- O Estado de S. Paulo
Estranhou-se a ausência do ministro Joaquim Levy no momento do anúncio dos cortes no Orçamento, mas deu-se como natural o fato de mensagem de tamanha importância não ser transmitida ao País pela presidente da República.
Dilma Rousseff seria a porta-voz abalizada. Isso em tempos normais. Neles também caberia à chefe do Poder Executivo reunir governadores para debater o contrato federativo e receber os prefeitos que anualmente "marcham" a Brasília.
A tarefa neste ano ficou com os presidentes da Câmara e do Senado. A presidente já não havia aparecido quando do anúncio das medidas do ajuste fiscal, oficializando assim a transferência da condução pública da economia para Joaquim Levy. Questão de confiabilidade.
Depois, viu-se forçada a terceirizar a articulação política. Questão de habilidade. Entregou o serviço ao vice-presidente Michel Temer, comandante em chefe do PMDB, justamente o partido que o governo de início pretendia alijar da coalizão, substituindo por aliados mais dóceis.
Adiante o Congresso limitou a uma só a indicação de ministros do Supremo Tribunal Federal pela atual presidente, ao aprovar a extensão de 70 para 75 anos de idade a aposentadoria compulsória dos magistrados.
No meio tempo Dilma Rousseff e a opinião pública desentenderam-se de tal maneira que à presidente não restou opção a não ser o recolhimento. Parou de circular em eventos onde pudesse haver contato com a população e precisou até abrir mão do monólogo dos pronunciamentos oficiais em rede de televisão a fim de evitar vaias e panelaços.

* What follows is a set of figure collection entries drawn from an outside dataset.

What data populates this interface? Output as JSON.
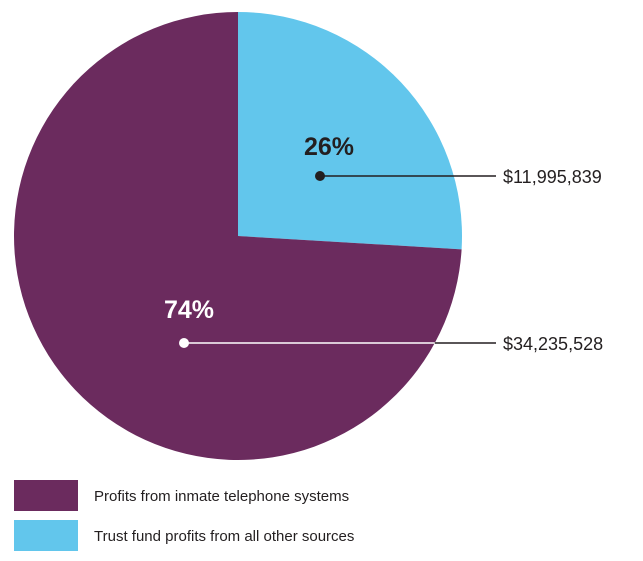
{
  "chart_data": {
    "type": "pie",
    "title": "",
    "slices": [
      {
        "name": "Trust fund profits from all other sources",
        "value": 11995839,
        "value_label": "$11,995,839",
        "percent_label": "26%",
        "color": "#62c6ec",
        "percent_label_color": "#231f20"
      },
      {
        "name": "Profits from inmate telephone systems",
        "value": 34235528,
        "value_label": "$34,235,528",
        "percent_label": "74%",
        "color": "#6b2b5e",
        "percent_label_color": "#ffffff"
      }
    ],
    "start": "12 o'clock",
    "direction": "clockwise",
    "legend": {
      "placement": "bottom-left",
      "items": [
        {
          "label": "Profits from inmate telephone systems",
          "color": "#6b2b5e"
        },
        {
          "label": "Trust fund profits from all other sources",
          "color": "#62c6ec"
        }
      ]
    },
    "colors": {
      "leader_line_dark": "#231f20",
      "leader_line_light": "#ffffff"
    }
  }
}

Diga-se em favor da presidente que não é o único alvo. O vice também já foi obrigado a desistir de discursar em solenidades públicas devido a protestos de não mais que 50 pessoas e até o ex-presidente Luiz Inácio da Silva andou levando uns passa-foras quando apareceu no programa anual do PT. Do qual, pela primeira vez, Dilma absteve-se de participar.
Como reza o lugar comum, não está fácil para ninguém. Nem para a oposição que, apesar de todo o desgaste do governo, tem dado um duro danado para calibrar o enfrentamento com o Planalto. Precisa manter acesa a chama da insatisfação, mas, ao mesmo tempo, não pode perder o pé da realidade.
Por exemplo: de que adianta insistir em pedido de impeachment via Parlamento se está mais do que evidente que o presidente da Câmara, Eduardo Cunha, não dará prosseguimento ao processo, seja por falta de embasamento objetivo ou ausência de interesse político?
Ademais, sejamos francos: se por hipótese remota houvesse o afastamento da presidente antes de dois anos de mandato e fossem realizadas novas eleições, a oposição estaria mesmo interessada em assumir o comando do País do jeito que está?
Por ora, ao PSDB parece soar muito mais agradável assistir ao PT, Dilma, Lula e companhia encontrarem uma saída para a enrascada que eles mesmos construíram. Além disso, as coisas entre os tucanos voltaram a ficar complicadas em termos de ambições presidenciais.
O senador Aécio Neves já não corre sozinho. O governador Geraldo Alckmin constrói seu caminho rumo à candidatura e o senador José Serra começa a se reposicionar. Para os oposicionistas, portanto, melhor o impedimento de fato, na prática, que um impeachment de direito sem efeito.
Voz do dono. Além de consenso mínimo entre as forças políticas representadas no Congresso, falta a esse projeto de reforma política que agora começa a ser debatido no plenário da Câmara, o principal: o entendimento por parte do eleitor.
É de se duvidar se o ator principal do processo - o dono do voto - faça a mais pálida ideia do significado daquilo que discutem suas excelências. A amplitude da pauta leva a crer que, mais uma vez, a intenção é propor mudar para deixar tudo como está.
Isso na melhor das hipóteses, porque pode piorar.